Abstract
This study offers a thorough analysis of the synthesis of cellulose nanocrystals (CNCs) from oil palm fruit fiber (OPFF) and how antimicrobial hydrogels use them. A multi-step procedure including bleaching, alkaline treatment, oxalic acid, and enzymatic hydrolysis was used to extract CNCs from OPFF successfully. After the extraction procedure was refined, high-purity CNCs with superior thermal stability were produced. The investigation also looked at the antibacterial activity of CNCs functionalized with tetracycline hydrochloride (CNC-TAC) and erythromycin (CNC-ERY).
This study explores the extraction and use of cellulose nanocrystals (CNCs) from oil palm fruit fiber (OPFF) using experimental design and quantitative methodologies. The six main elements of the methodology are devoted to antimicrobial determination and the isolation and characterization of CNC from OPFF. A local oil palm farm provided the OPFF, along with various chemical reagents and antibacterial agents. Multiple analyses are conducted to characterize the samples, including FTIR, SEM, AFM, TGA, and other chemical composition assessments. Furthermore, the experimental approach for determining the MIC value using the broth microdilution method is elucidated, along with the functionalizing hydrogels for antimicrobial activity evaluation, using the agar diffusion method.
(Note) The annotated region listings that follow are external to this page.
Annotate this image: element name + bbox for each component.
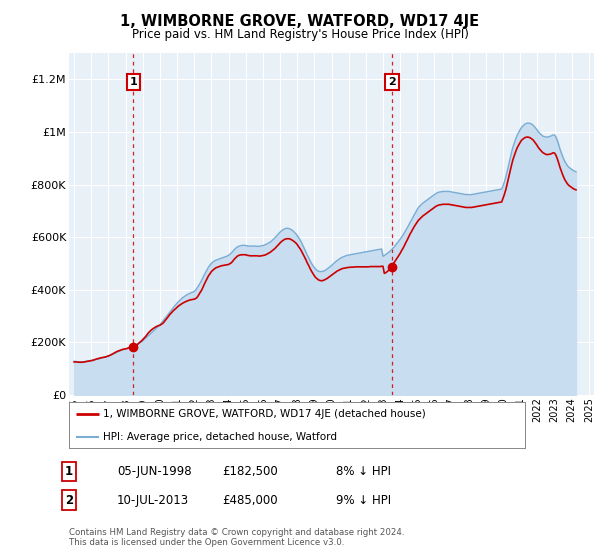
Text: 1: 1 xyxy=(129,77,137,87)
Text: 1: 1 xyxy=(65,465,73,478)
Text: 2: 2 xyxy=(388,77,396,87)
Text: 8% ↓ HPI: 8% ↓ HPI xyxy=(336,465,391,478)
Text: Contains HM Land Registry data © Crown copyright and database right 2024.
This d: Contains HM Land Registry data © Crown c… xyxy=(69,528,404,547)
Text: 2: 2 xyxy=(65,493,73,507)
Text: Price paid vs. HM Land Registry's House Price Index (HPI): Price paid vs. HM Land Registry's House … xyxy=(131,28,469,41)
Text: 1, WIMBORNE GROVE, WATFORD, WD17 4JE (detached house): 1, WIMBORNE GROVE, WATFORD, WD17 4JE (de… xyxy=(103,409,426,419)
Text: £485,000: £485,000 xyxy=(222,493,278,507)
Text: 1, WIMBORNE GROVE, WATFORD, WD17 4JE: 1, WIMBORNE GROVE, WATFORD, WD17 4JE xyxy=(121,14,479,29)
Text: 10-JUL-2013: 10-JUL-2013 xyxy=(117,493,189,507)
Text: £182,500: £182,500 xyxy=(222,465,278,478)
Text: 05-JUN-1998: 05-JUN-1998 xyxy=(117,465,191,478)
Text: 9% ↓ HPI: 9% ↓ HPI xyxy=(336,493,391,507)
Text: HPI: Average price, detached house, Watford: HPI: Average price, detached house, Watf… xyxy=(103,432,337,441)
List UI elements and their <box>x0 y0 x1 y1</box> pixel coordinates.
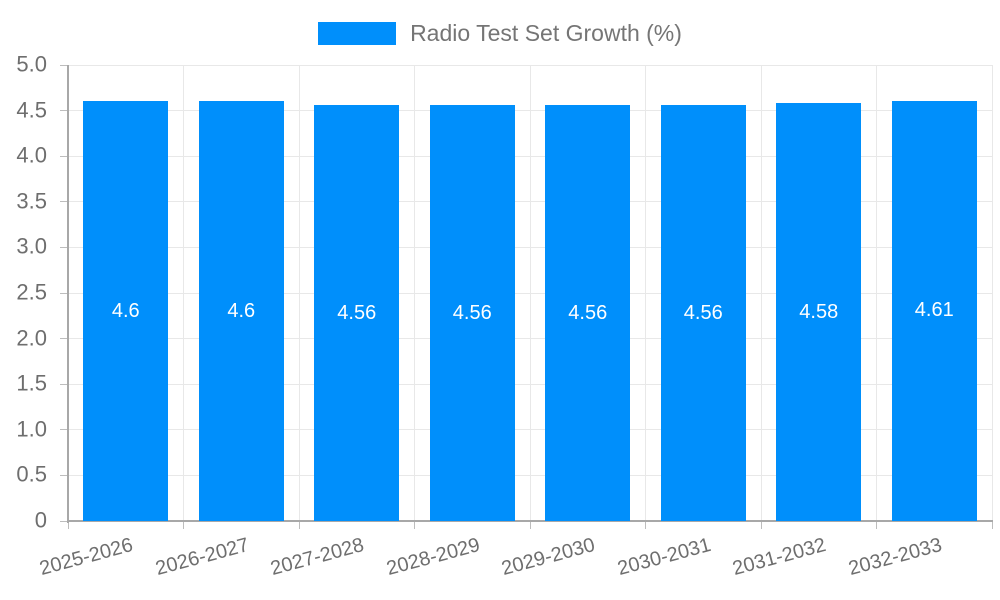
gridline <box>529 65 531 521</box>
bar-value-label: 4.56 <box>568 301 608 324</box>
gridline <box>414 65 415 521</box>
bar-value-label: 4.56 <box>452 301 492 324</box>
y-tick-label: 3.5 <box>16 188 47 214</box>
x-axis-tick <box>991 521 993 529</box>
bar-value-label: 4.6 <box>111 299 140 322</box>
x-tick-label: 2030-2031 <box>614 534 713 581</box>
y-axis-tick <box>60 110 68 112</box>
y-axis-tick <box>60 155 68 157</box>
y-axis-tick <box>60 520 68 522</box>
bar-value-label: 4.6 <box>227 299 256 322</box>
bar-2028-2029: 4.56 <box>429 105 515 521</box>
x-axis-tick <box>529 521 531 529</box>
legend-swatch-icon <box>318 22 397 45</box>
x-axis-line <box>67 520 993 522</box>
x-axis-tick <box>183 521 184 529</box>
x-axis-tick <box>876 521 877 529</box>
bar-2032-2033: 4.61 <box>891 100 977 521</box>
x-axis-tick <box>298 521 300 529</box>
y-axis-tick <box>60 429 68 431</box>
gridline <box>298 65 300 521</box>
bar-value-label: 4.58 <box>799 300 839 323</box>
x-axis-tick <box>760 521 762 529</box>
x-tick-label: 2026-2027 <box>152 534 251 581</box>
x-tick-label: 2025-2026 <box>37 534 136 581</box>
y-tick-label: 0.5 <box>16 461 47 487</box>
y-tick-label: 0 <box>34 507 47 533</box>
x-tick-label: 2029-2030 <box>499 534 598 581</box>
y-axis-tick <box>60 383 68 385</box>
y-tick-label: 2.0 <box>16 325 47 351</box>
bar-value-label: 4.56 <box>337 301 377 324</box>
gridline <box>991 65 993 521</box>
bar-2029-2030: 4.56 <box>545 105 631 521</box>
y-tick-label: 1.5 <box>16 370 47 396</box>
y-axis-tick <box>60 474 68 476</box>
bar-value-label: 4.56 <box>683 301 723 324</box>
x-tick-label: 2031-2032 <box>730 534 829 581</box>
legend-label: Radio Test Set Growth (%) <box>410 20 682 46</box>
y-axis-line <box>67 65 69 523</box>
x-tick-label: 2027-2028 <box>268 534 367 581</box>
y-axis-tick <box>60 338 68 340</box>
bar-2025-2026: 4.6 <box>83 101 169 521</box>
bar-2026-2027: 4.6 <box>198 101 284 521</box>
y-axis-tick <box>60 292 68 294</box>
gridline <box>760 65 762 521</box>
y-axis-tick <box>60 64 68 66</box>
bar-value-label: 4.61 <box>914 299 954 322</box>
y-tick-label: 3.0 <box>16 233 47 259</box>
x-tick-label: 2032-2033 <box>845 534 944 581</box>
y-tick-label: 4.0 <box>16 142 47 168</box>
x-axis-tick <box>414 521 415 529</box>
bar-2027-2028: 4.56 <box>314 105 400 521</box>
gridline <box>183 65 184 521</box>
y-tick-label: 2.5 <box>16 279 47 305</box>
y-tick-label: 1.0 <box>16 416 47 442</box>
chart-legend[interactable]: Radio Test Set Growth (%) <box>0 20 1000 47</box>
y-tick-label: 4.5 <box>16 97 47 123</box>
bar-2030-2031: 4.56 <box>660 105 746 521</box>
gridline <box>645 65 646 521</box>
y-tick-label: 5.0 <box>16 51 47 77</box>
x-axis-tick <box>67 521 69 529</box>
gridline <box>876 65 877 521</box>
y-axis-tick <box>60 246 68 248</box>
bar-2031-2032: 4.58 <box>776 103 862 521</box>
x-axis-tick <box>645 521 646 529</box>
y-axis-tick <box>60 201 68 203</box>
x-tick-label: 2028-2029 <box>383 534 482 581</box>
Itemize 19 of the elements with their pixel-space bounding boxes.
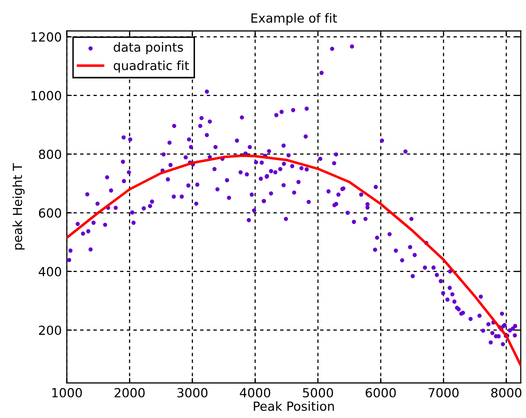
y-tick-label: 400 [38, 266, 62, 276]
x-tick-label: 5000 [303, 388, 334, 398]
y-tick-label: 800 [38, 150, 62, 160]
x-tick-label: 2000 [114, 388, 145, 398]
legend-label: data points [114, 42, 183, 54]
x-tick-label: 6000 [366, 388, 396, 398]
y-tick-label: 200 [39, 326, 62, 336]
x-tick-label: 3000 [177, 388, 208, 398]
x-tick-label: 7000 [428, 388, 459, 398]
legend-label: quadratic fit [114, 60, 189, 73]
y-tick-label: 1000 [32, 90, 62, 100]
y-tick-label: 600 [38, 208, 62, 218]
chart-title: Example of fit [252, 13, 337, 26]
y-axis-title: peak Height T [12, 163, 25, 250]
x-tick-label: 1000 [52, 388, 82, 398]
y-tick-label: 1200 [32, 32, 62, 42]
x-tick-label: 8000 [491, 388, 522, 398]
x-axis-title: Peak Position [254, 401, 334, 411]
x-tick-label: 4000 [240, 388, 270, 398]
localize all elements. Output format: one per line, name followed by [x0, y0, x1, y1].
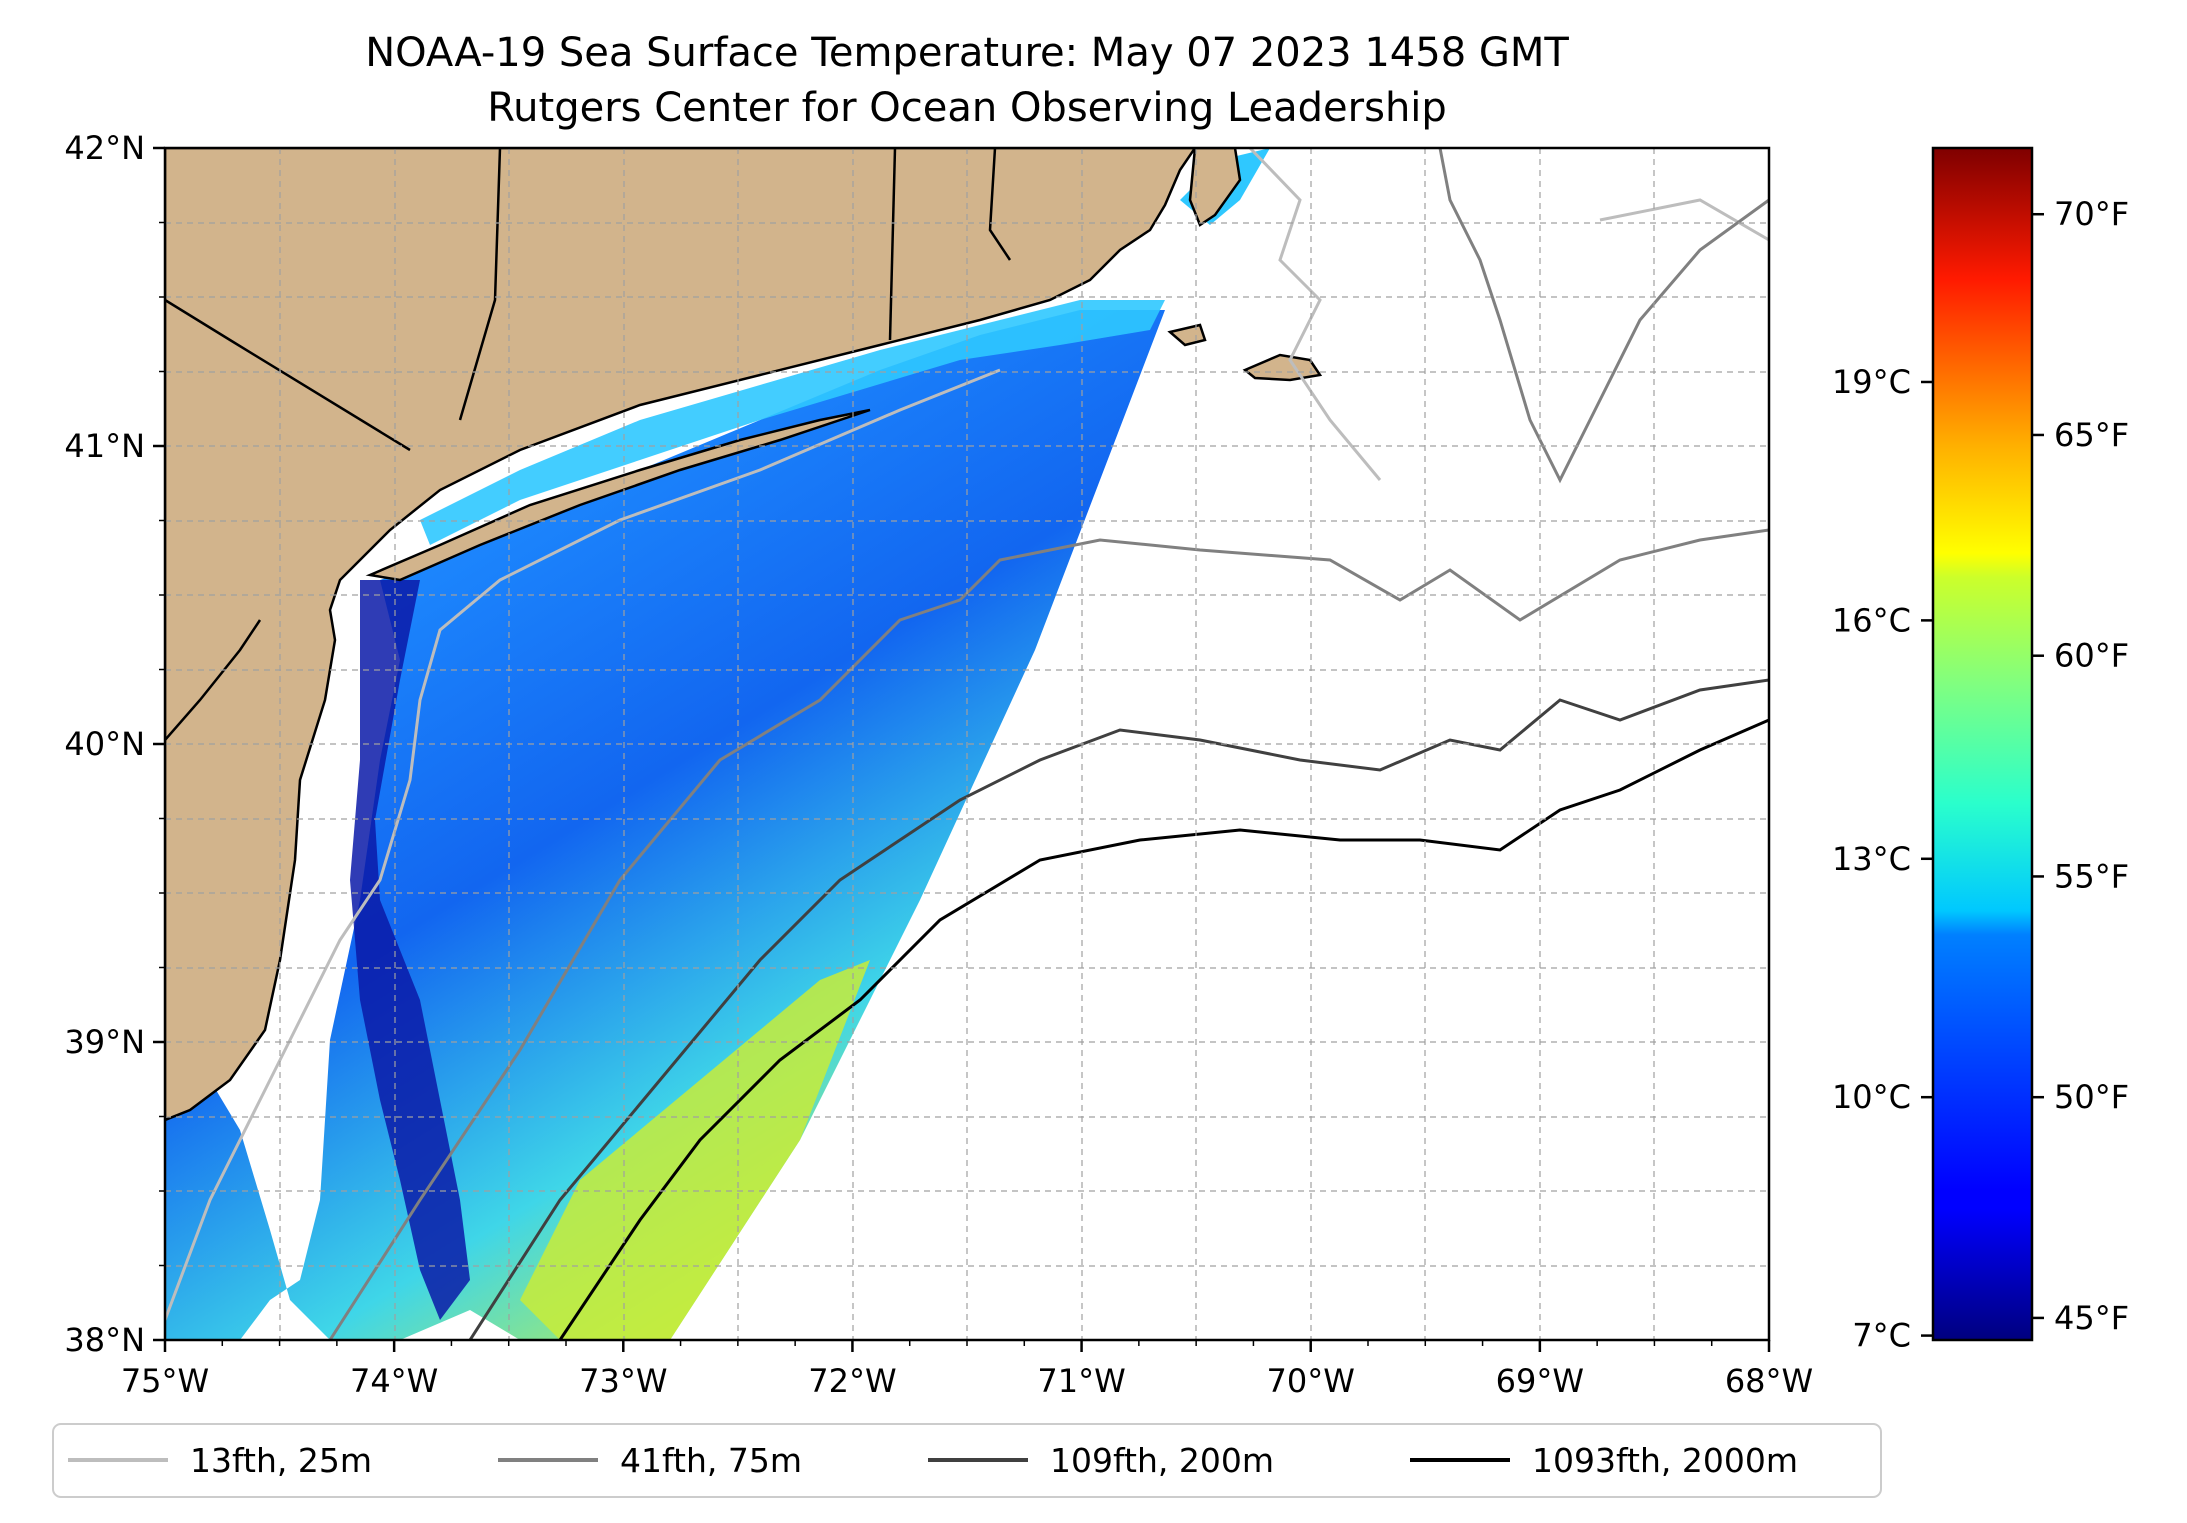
- x-tick-label-75w: 75°W: [121, 1362, 209, 1400]
- x-tick-label-69w: 69°W: [1496, 1362, 1584, 1400]
- x-tick-label-72w: 72°W: [808, 1362, 896, 1400]
- x-axis-ticks: 75°W 74°W 73°W 72°W 71°W 70°W 69°W 68°W: [121, 1340, 1813, 1400]
- x-tick-label-73w: 73°W: [579, 1362, 667, 1400]
- y-tick-label-41n: 41°N: [64, 427, 145, 465]
- celsius-tick-label-7c: 7°C: [1852, 1317, 1911, 1355]
- x-tick-label-68w: 68°W: [1725, 1362, 1813, 1400]
- y-tick-label-40n: 40°N: [64, 725, 145, 763]
- fahrenheit-tick-label-50f: 50°F: [2054, 1078, 2129, 1116]
- contour-2000m: [558, 718, 1769, 1340]
- legend-item-25m: 13fth, 25m: [68, 1441, 372, 1480]
- sst-sound: [420, 300, 1165, 545]
- y-tick-label-38n: 38°N: [64, 1321, 145, 1359]
- x-tick-label-70w: 70°W: [1267, 1362, 1355, 1400]
- legend-label-2000m: 1093fth, 2000m: [1532, 1441, 1798, 1480]
- fahrenheit-tick-label-60f: 60°F: [2054, 637, 2129, 675]
- legend-label-75m: 41fth, 75m: [620, 1441, 802, 1480]
- land-mainland: [165, 148, 1197, 1122]
- figure-subtitle: Rutgers Center for Ocean Observing Leade…: [487, 85, 1447, 131]
- celsius-tick-label-13c: 13°C: [1832, 840, 1911, 878]
- land-nantucket: [1242, 353, 1323, 382]
- x-tick-label-71w: 71°W: [1037, 1362, 1125, 1400]
- contour-25m: [165, 148, 1769, 1321]
- land-cape-cod: [1188, 148, 1242, 227]
- celsius-tick-label-16c: 16°C: [1832, 601, 1911, 639]
- legend-label-200m: 109fth, 200m: [1050, 1441, 1274, 1480]
- colorbar-celsius-ticks: 7°C 10°C 13°C 16°C 19°C: [1832, 363, 1933, 1355]
- y-tick-label-42n: 42°N: [64, 129, 145, 167]
- contour-200m: [468, 678, 1769, 1340]
- legend-label-25m: 13fth, 25m: [190, 1441, 372, 1480]
- y-axis-ticks: 42°N 41°N 40°N 39°N 38°N: [64, 129, 165, 1359]
- fahrenheit-tick-label-55f: 55°F: [2054, 857, 2129, 895]
- celsius-tick-label-10c: 10°C: [1832, 1078, 1911, 1116]
- x-tick-label-74w: 74°W: [350, 1362, 438, 1400]
- fahrenheit-tick-label-45f: 45°F: [2054, 1299, 2129, 1337]
- y-tick-label-39n: 39°N: [64, 1023, 145, 1061]
- colorbar-fahrenheit-ticks: 45°F 50°F 55°F 60°F 65°F 70°F: [2032, 195, 2129, 1337]
- figure-title: NOAA-19 Sea Surface Temperature: May 07 …: [365, 30, 1569, 76]
- fahrenheit-tick-label-70f: 70°F: [2054, 195, 2129, 233]
- colorbar: [1931, 146, 2034, 1342]
- celsius-tick-label-19c: 19°C: [1832, 363, 1911, 401]
- fahrenheit-tick-label-65f: 65°F: [2054, 416, 2129, 454]
- gridlines: [165, 148, 1769, 1340]
- contour-75m: [328, 148, 1769, 1340]
- land-long-island: [365, 408, 871, 582]
- legend-item-2000m: 1093fth, 2000m: [1410, 1441, 1798, 1480]
- state-borders: [165, 148, 1012, 741]
- map-area: [165, 148, 1769, 1340]
- sst-cold-inshore: [350, 580, 470, 1320]
- legend-item-200m: 109fth, 200m: [928, 1441, 1274, 1480]
- legend-item-75m: 41fth, 75m: [498, 1441, 802, 1480]
- sst-warm-offshore: [520, 960, 870, 1340]
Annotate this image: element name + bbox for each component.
The results showed that the studied bacterial strains had intrinsic resistance because CNCs from OPFF alone showed weak antibacterial activity. Furthermore, the investigation explored the creation of antimicrobial hydrogels employing CNCs from OPFF in conjunction with other antimicrobial agents, emphasizing the complex interplay impacting their efficacy.
According to eco-friendly principles, the study emphasizes the possibility of using OPFF as a renewable and sustainable supply for CNC production. Further research is required to optimize extraction techniques and enhance the antibacterial characteristics of CNCs when paired with antibiotics, even if the study offers essential insights into CNC-based materials.
Recommendation
According to eco-friendly principles, the study emphasizes the possibility of using OPFF as a renewable and sustainable supply for CNC production. Further research is required to optimize extraction techniques and enhance the antibacterial characteristics of CNCs when paired with antibiotics, even if the study offers essential insights into CNC-based materials (Aoudi et al., 2022). These results add to the expanding body of knowledge about nanocellulose materials and their uses, especially in the biomedical industry, and pave the way for novel strategies to tackle antimicrobial problems.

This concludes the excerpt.